【BOOKWARE】
ジャン・ギャバンがフランスパンをちぎった仕草、泉鏡花が芸者の姿態を描写した文章、マレーネ・ディートリッヒが男ぶる一瞬、辻村ジュサブローの人形が振り返ったときの衣裳の意外な曲線、ギイ・ブルダンが綺麗な服を変にして撮るとき、ペーター佐藤が描き加えたペンシルタッチ…。なにもかもを見逃したくなかったのである。
東京都現代美術館で「山口小夜子 未来を着る人」が展観されている。2007年の真夏に亡くなって、どこか「月の駅」あたりに還っていましたはずなのに、さっきまで不思議なカサネ衣裳を纏(まと)って、美術館の階段を降りてきて展示に混じっているようだった。

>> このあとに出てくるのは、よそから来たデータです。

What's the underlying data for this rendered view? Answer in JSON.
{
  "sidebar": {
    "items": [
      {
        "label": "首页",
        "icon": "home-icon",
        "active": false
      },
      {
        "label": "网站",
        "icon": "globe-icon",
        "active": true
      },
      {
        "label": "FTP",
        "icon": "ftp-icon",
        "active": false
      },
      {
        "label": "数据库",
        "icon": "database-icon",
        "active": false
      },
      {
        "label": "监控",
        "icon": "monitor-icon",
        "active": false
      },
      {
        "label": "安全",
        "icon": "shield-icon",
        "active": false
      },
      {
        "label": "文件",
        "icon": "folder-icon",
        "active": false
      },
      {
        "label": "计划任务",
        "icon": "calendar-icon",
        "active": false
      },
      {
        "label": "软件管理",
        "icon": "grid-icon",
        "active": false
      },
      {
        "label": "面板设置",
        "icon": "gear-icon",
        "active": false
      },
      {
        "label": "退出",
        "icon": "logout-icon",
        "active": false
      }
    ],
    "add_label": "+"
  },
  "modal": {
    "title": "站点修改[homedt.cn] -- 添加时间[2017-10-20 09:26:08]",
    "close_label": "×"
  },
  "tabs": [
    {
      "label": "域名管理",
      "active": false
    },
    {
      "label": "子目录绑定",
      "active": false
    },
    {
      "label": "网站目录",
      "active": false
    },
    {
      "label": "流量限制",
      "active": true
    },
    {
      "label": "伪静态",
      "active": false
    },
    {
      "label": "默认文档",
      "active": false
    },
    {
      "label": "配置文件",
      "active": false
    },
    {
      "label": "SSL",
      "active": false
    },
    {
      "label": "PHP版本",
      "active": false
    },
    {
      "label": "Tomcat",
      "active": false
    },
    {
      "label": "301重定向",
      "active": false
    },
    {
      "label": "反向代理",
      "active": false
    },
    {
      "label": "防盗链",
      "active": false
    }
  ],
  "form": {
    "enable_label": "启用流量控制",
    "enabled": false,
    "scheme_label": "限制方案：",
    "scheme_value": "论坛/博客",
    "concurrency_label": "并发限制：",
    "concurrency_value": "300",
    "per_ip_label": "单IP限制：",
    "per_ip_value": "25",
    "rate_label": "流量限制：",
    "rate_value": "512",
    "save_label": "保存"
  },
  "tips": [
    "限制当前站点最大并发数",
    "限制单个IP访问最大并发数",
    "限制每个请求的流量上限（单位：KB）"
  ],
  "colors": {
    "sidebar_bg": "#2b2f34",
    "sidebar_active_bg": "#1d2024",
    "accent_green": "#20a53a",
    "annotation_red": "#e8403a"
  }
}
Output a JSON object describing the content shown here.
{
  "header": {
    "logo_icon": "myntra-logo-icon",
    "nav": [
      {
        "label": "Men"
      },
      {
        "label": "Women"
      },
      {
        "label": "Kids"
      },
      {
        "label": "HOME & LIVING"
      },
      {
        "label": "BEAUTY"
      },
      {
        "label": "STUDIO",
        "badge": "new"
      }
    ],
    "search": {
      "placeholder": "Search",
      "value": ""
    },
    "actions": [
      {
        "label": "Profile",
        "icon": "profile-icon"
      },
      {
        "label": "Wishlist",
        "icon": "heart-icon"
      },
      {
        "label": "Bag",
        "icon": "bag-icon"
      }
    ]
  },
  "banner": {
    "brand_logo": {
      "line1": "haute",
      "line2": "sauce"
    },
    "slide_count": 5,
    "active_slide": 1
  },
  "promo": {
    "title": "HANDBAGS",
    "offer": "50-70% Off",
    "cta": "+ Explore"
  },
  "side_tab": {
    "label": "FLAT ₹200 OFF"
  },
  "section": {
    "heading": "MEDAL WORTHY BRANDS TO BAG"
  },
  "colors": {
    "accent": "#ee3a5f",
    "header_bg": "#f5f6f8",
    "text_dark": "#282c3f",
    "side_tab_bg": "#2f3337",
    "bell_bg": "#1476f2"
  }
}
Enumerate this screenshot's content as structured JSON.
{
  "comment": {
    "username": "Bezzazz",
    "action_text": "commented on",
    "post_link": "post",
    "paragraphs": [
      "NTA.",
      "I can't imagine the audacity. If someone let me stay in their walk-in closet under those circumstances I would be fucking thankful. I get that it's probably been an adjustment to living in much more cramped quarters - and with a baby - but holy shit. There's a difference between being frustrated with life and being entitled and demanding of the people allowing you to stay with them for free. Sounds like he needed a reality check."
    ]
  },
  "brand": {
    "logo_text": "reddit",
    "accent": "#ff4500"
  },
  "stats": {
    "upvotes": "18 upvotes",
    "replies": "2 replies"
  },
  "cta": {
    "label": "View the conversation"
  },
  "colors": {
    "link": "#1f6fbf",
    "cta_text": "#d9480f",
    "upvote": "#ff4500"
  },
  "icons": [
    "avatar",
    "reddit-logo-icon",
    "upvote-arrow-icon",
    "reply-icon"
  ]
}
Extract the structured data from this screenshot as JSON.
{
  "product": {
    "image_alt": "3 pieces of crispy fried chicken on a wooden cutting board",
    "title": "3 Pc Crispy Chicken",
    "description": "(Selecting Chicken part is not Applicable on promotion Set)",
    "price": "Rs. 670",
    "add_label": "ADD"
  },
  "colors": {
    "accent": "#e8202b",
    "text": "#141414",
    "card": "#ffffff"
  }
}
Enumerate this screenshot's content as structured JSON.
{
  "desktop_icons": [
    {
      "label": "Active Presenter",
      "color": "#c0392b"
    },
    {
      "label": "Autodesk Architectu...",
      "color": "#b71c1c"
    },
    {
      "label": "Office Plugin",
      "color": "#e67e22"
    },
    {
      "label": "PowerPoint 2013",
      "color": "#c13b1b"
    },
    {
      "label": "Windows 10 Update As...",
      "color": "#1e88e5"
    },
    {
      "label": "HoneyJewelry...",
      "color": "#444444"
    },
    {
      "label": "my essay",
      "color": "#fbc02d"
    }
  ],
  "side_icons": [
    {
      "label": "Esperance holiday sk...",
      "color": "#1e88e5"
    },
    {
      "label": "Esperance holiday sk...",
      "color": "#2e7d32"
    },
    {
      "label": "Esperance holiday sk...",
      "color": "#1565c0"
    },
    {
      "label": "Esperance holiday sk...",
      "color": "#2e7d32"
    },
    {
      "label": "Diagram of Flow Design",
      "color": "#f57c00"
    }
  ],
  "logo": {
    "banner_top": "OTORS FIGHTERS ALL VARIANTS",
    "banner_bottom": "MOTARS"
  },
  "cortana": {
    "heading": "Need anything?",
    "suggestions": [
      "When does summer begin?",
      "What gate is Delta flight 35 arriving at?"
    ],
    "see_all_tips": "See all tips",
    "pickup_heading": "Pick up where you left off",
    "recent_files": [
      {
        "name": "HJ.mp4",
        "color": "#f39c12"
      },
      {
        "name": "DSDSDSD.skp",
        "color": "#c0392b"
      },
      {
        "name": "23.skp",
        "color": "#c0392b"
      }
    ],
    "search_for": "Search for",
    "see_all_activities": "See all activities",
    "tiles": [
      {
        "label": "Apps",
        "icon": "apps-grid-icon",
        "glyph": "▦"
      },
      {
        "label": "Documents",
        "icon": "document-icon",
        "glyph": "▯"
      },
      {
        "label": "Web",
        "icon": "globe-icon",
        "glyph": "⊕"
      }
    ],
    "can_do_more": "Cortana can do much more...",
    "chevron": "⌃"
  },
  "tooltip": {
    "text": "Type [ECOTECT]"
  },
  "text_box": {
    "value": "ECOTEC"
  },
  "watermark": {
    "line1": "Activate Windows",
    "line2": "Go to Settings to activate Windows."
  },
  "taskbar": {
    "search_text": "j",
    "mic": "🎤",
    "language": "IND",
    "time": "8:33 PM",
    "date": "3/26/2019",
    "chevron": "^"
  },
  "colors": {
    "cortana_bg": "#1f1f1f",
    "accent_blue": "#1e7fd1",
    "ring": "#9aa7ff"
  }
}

小夜子(さよこ)は自分でウェアリストだと言っていた。世界を代表するファッションモデルだったからそんなことを言っているのではない。幼い頃からウェアリストだった。ぼくが「何でも着られるの?」と訊いたら、「うん、何でもね。クジラだって熱帯雨林だって国会だって着られるよ」と言った。じゃあ高野山を着てきてよと言って根津美術館でデートしたものだ。